E sui risultati di queste ricerche si basano i nuovi livelli di accettabilità stabiliti dall’Efsa, l’Autorità europea per la sicurezza alimentare (Efsa) con sede a Parma.

Che cosa dicono gli studi

Secondo gli studi in questione, il bisfenolo A (Bpa) comporta un rischio per la salute perché può migrare dai contenitori agli alimenti compromettendo il sistema immunitario. Per tale motivo, l'Efsa ha drasticamente abbassato i livelli di esposizione alimentare al bisfenolo A (Bpa): le nuove soglie sono 20mila volte inferiori a quelle precedenti.

Che cos'è il Bpa

Il Bpa è una sostanza prodotta da oltre 60 anni per realizzare contenitori per alimenti, in particolare plastiche in policarbonato. Ma viene anche usato nelle resine epossidiche di cui è fatto il rivestimento interno della maggior parte delle lattine. I primi dubbi sui suoi possibili effetti nocivi per la salute risalgono a circa 30 anni fa: già allora si ipotizzava che potesse avvenire il passaggio dai contenitori agli alimenti.

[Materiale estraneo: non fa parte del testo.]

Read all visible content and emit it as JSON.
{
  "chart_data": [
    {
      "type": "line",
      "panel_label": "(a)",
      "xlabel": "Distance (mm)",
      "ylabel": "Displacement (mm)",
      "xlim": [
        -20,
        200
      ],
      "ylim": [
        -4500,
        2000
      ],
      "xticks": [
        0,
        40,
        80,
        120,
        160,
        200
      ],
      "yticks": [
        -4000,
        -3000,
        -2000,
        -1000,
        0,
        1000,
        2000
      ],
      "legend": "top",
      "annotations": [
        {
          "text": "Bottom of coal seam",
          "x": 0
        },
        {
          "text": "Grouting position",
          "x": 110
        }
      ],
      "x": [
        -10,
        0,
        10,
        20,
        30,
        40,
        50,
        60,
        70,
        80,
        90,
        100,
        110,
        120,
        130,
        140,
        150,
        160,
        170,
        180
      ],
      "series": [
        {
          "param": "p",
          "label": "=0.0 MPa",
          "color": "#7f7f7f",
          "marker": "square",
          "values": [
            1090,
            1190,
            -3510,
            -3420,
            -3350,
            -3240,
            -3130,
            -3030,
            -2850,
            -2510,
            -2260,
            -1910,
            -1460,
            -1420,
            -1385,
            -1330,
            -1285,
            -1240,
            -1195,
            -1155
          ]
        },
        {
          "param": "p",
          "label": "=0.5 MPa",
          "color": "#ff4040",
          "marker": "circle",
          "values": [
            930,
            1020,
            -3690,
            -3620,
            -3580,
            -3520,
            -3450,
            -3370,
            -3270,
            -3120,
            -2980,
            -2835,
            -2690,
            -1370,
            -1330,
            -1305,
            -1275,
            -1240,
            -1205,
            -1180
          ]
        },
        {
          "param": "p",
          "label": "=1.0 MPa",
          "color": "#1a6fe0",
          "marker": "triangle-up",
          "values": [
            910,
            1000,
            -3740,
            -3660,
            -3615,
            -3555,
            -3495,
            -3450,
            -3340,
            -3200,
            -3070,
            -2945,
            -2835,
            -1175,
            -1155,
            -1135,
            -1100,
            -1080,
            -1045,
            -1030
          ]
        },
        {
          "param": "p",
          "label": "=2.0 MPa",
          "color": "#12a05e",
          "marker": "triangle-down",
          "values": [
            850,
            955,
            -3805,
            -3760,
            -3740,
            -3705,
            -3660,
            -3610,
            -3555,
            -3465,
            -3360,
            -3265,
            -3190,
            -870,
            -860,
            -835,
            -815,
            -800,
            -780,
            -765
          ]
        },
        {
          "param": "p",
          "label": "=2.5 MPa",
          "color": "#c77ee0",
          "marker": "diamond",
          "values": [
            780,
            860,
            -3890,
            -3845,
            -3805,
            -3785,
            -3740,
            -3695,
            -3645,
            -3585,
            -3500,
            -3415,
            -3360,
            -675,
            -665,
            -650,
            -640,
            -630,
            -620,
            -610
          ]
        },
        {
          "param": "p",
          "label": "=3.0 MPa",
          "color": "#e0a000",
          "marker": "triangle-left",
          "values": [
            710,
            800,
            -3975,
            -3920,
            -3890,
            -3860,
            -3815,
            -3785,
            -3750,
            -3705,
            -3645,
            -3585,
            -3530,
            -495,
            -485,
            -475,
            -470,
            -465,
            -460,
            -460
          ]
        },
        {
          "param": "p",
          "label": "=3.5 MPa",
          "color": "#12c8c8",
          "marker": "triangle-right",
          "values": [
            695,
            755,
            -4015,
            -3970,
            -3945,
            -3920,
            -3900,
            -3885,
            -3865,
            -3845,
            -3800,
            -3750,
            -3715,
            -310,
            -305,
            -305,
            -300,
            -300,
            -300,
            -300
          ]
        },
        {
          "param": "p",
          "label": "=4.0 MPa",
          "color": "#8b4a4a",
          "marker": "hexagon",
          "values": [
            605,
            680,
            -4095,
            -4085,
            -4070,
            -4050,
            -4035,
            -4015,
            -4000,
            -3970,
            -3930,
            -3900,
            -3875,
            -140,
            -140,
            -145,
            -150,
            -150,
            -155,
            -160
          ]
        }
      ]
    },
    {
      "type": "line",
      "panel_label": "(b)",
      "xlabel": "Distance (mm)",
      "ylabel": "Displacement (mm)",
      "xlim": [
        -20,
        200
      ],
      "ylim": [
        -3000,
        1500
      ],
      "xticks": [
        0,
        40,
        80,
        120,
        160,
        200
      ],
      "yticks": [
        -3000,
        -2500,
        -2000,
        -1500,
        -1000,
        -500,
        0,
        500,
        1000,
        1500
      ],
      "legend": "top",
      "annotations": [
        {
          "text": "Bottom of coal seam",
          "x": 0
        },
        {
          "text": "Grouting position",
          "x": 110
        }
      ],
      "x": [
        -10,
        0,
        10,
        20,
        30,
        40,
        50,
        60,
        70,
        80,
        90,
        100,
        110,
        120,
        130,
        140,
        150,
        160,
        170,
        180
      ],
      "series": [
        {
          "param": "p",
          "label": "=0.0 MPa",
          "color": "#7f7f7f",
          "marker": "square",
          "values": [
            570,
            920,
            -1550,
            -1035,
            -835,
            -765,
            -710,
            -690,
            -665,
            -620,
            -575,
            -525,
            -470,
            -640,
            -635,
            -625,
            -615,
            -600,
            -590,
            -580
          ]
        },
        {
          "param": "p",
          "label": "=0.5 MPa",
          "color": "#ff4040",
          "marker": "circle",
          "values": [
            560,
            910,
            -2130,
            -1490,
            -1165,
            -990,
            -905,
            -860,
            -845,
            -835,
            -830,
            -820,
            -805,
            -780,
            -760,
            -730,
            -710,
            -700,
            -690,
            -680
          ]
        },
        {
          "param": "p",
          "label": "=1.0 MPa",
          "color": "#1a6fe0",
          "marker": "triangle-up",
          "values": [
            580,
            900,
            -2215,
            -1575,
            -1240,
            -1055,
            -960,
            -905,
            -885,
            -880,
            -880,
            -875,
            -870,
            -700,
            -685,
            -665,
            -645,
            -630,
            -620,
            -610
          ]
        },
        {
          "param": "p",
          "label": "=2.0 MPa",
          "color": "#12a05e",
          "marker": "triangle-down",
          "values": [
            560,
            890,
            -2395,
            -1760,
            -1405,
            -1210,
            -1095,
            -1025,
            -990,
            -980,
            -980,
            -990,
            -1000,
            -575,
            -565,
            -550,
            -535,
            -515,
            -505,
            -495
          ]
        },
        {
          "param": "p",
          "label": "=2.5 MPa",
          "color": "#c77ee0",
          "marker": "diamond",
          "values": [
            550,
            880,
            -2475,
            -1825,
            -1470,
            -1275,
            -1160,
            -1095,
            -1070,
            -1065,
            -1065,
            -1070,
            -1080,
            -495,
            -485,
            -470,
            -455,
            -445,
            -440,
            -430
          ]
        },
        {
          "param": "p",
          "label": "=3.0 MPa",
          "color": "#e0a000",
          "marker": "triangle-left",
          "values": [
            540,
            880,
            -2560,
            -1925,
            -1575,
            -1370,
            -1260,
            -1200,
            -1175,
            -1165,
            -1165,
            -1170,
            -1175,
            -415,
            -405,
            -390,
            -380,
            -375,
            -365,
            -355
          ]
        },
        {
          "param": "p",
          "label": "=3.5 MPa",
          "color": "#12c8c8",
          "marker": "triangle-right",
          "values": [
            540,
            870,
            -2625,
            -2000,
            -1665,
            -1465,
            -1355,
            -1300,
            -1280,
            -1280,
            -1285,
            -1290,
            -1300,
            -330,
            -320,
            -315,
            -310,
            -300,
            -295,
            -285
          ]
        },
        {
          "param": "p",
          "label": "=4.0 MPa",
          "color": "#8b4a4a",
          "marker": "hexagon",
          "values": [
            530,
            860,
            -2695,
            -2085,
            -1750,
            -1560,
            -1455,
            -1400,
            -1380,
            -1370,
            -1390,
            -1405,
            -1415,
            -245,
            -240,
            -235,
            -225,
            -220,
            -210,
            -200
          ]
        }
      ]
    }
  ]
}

Il Bpa è sotto esame da diverso tempo: nel 2017 era stato classificato come sostanza candidata alla sostituzione, mentre l’anno successivo Bruxelles l’aveva vietata nella produzione di biberon e di altri oggetti per bambini minori di tre anni. Nel 2019 la Corte di giustizia europea l’aveva inserito nella lista delle sostanze estremamente preoccupanti.

I rischi

Nell’ultima valutazione dell’Efsa, la base su cui è giustificato l’abbassamento del limite di esposizione, l’Autorità ha esaminato la nuova letteratura scientifica disponibile:

“Negli studi – ha dichiarato l'Efta – abbiamo osservato un aumento della percentuale di un tipo di globuli bianchi, i linfociti T helper, nella milza. Essi svolgono un ruolo chiave nei nostri meccanismi immunitari cellulari e un aumento di questo tipo potrebbe portare allo sviluppo di infiammazioni polmonari allergiche e di disturbi autoimmuni”.